Unconventional Lexi

Many reviews compare this book to Rainbow Rowell. There are similarities, yes, but personally, I like Rowell much, much better. This book just didn’t do it for me, didn’t hit that elusive note that makes readers open their eyes wide, say “Ahh!” and smile.

The protagonist Lexi is seventeen. Her divorced father owns a company that organizes book and comics conventions, and Lexi is her father’s unpaid assistant. She manages the conventions’ staff. Conventions are her life, and the novel is built around them. Lexi falls in love during a convention. She has a revelation (or five) about life and love during a convention.
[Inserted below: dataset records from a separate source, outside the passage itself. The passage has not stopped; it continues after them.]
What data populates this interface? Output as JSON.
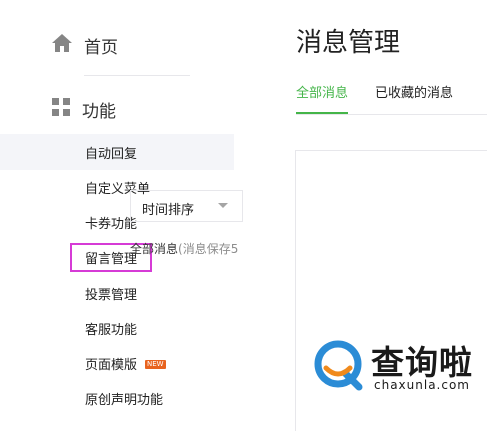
{
  "sidebar": {
    "home": {
      "label": "首页",
      "icon": "home-icon"
    },
    "function": {
      "label": "功能",
      "icon": "grid-icon"
    },
    "items": [
      {
        "label": "自动回复"
      },
      {
        "label": "自定义菜单"
      },
      {
        "label": "卡券功能"
      },
      {
        "label": "留言管理"
      },
      {
        "label": "投票管理"
      },
      {
        "label": "客服功能"
      },
      {
        "label": "页面模版",
        "badge": "NEW"
      },
      {
        "label": "原创声明功能"
      }
    ]
  },
  "main": {
    "title": "消息管理",
    "tabs": [
      {
        "label": "全部消息"
      },
      {
        "label": "已收藏的消息"
      }
    ],
    "sort": {
      "value": "时间排序"
    },
    "count": {
      "label": "全部消息",
      "hint": "(消息保存5"
    }
  },
  "watermark": {
    "text_cn": "查询啦",
    "text_en": "chaxunla.com"
  },
  "colors": {
    "accent_green": "#44b549",
    "highlight_border": "#d63bd6",
    "badge_orange": "#e8631f",
    "watermark_blue": "#2b8cd6",
    "watermark_orange": "#f08a1c"
  }
}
Her friends are all convention friends.

The story is a YA and is full of teenage angst, silliness, and self-doubts. I’m so far removed from that miserable age, and from the book’s intended audience, that all the heroine’s moping around left me unmoved. I wanted to shake her shoulders and yell at her: “What are you doing, idiot!”

Fortunately for Lexi, by the last convention of the season, she comes to her senses and accepts the love of a gorgeous and talented young author, but their young romance and their turbulent teenage problems, totally artificial, if you ask me, just didn’t cut it.

While the characters didn’t work for me, the writing was good, and the humor saved this story from being a total failure. Maybe it would’ve work better for someone a bit younger than myself.